Multimodel learning. Inspired by the prototypical network [85], a multimodal prototypical network [49] was designed for mapping text data into the visual feature space by using GANs. In [50], Huang et al. indicated that some methods, which applied auxiliary semantic modalities into a metric learning framework, only augmented the feature representations of samples with available semantics and ignored the query samples, which might lose the potential for the improvement of classification performance and could lead to a shift between the modalities combination and the pure-visual representation. To address this issue, an attributes-guided attention module (AGAM) was proposed, which aimed to make more effective use of human-annotated attributes and learn more discriminative class-level feature representations. An attention alignment mechanism was designed to distill knowledge from attribute guidance to the pure visual feature selection process, so that it could learn to pay attention to more semantic features without using the restriction of attribute annotation. To better align the visual and language feature distributions that described the same object class, a cross-modal distribution alignment module [51] was proposed, in which a vision-language prototype was introduced for each class to align the distributions, and the earth mover’s distance (EMD) was adopted to optimize the prototypes.
Gu et al. [118] proposed a two-stream neural network (TSNN), which not only learned features from RGB images, but also focused on steganalysis features via a steganalysis rich model filter layer. The RGB stream aimed to distinguish the difference between support images and query images based on the global-level features and calculated the representations of each support class; the steganalysis stream extracted steganalysis features to locate critical regions. An extractor and fusion module was used to fuse the two-stream features by a general convolutional block. An image-to-class deep metric was applied to produce the similarity scores. Zhang et al. [119] introduced fine-grained attributes into the prototype network and proposed a prototype completion network (ProtoComNet). In the meta-training stage, ProtoComNet extracted representative attribute features as priors. They applied an attention-based aggregator to aggregate the attribute features and prototype to obtain the completed prototype. In addition, a Gaussian-based prototype fusion strategy was designed to learn mean-based prototypes from unlabeled samples, and applied Bayesian estimation to fuse the two kinds of prototypes, aiming to produce more representative prototypes.

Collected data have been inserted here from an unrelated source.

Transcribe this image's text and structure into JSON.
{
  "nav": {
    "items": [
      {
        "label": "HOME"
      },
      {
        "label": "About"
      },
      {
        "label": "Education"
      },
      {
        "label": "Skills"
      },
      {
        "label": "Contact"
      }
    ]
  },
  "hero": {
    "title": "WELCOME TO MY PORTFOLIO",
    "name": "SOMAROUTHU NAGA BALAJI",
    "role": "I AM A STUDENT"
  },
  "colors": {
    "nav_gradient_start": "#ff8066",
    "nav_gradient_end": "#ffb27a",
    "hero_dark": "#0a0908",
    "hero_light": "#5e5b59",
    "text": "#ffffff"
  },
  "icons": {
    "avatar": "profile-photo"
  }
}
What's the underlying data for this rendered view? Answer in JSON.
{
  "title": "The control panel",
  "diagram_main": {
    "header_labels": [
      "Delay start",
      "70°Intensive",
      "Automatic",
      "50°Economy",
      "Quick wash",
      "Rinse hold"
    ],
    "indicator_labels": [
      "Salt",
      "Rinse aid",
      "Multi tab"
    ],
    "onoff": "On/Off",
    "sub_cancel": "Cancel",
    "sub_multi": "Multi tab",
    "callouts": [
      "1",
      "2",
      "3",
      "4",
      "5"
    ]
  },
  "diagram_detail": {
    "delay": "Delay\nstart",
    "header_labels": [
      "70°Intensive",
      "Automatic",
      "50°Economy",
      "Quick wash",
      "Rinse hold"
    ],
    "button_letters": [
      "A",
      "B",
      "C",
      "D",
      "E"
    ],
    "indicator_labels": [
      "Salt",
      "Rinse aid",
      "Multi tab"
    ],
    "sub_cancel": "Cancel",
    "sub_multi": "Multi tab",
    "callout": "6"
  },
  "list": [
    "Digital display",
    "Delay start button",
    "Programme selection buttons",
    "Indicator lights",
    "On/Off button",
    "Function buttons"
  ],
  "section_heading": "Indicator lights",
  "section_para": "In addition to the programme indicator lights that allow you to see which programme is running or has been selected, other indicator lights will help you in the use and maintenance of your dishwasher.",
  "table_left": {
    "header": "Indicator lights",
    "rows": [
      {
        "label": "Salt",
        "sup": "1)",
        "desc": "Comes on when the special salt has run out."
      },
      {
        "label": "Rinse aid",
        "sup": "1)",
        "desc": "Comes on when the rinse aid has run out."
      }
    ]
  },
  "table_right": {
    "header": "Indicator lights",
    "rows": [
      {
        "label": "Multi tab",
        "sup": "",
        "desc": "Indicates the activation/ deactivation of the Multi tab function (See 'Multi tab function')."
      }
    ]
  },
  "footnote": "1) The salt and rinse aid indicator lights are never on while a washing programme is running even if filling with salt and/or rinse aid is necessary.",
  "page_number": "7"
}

3.4. Task-Specific Feature Representation Learning Based FSFGIC Methods

Task-specific feature representation learning based FSFGIC methods aim to overcome the problem of overfitting and poor generalization and utilize deep feature representation from all training samples in a task (i.e., one training episode) to construct a task-specific feature representation (e.g., task-level graph relationship representation [16] or task-level local deep feature representation [8]) for this task.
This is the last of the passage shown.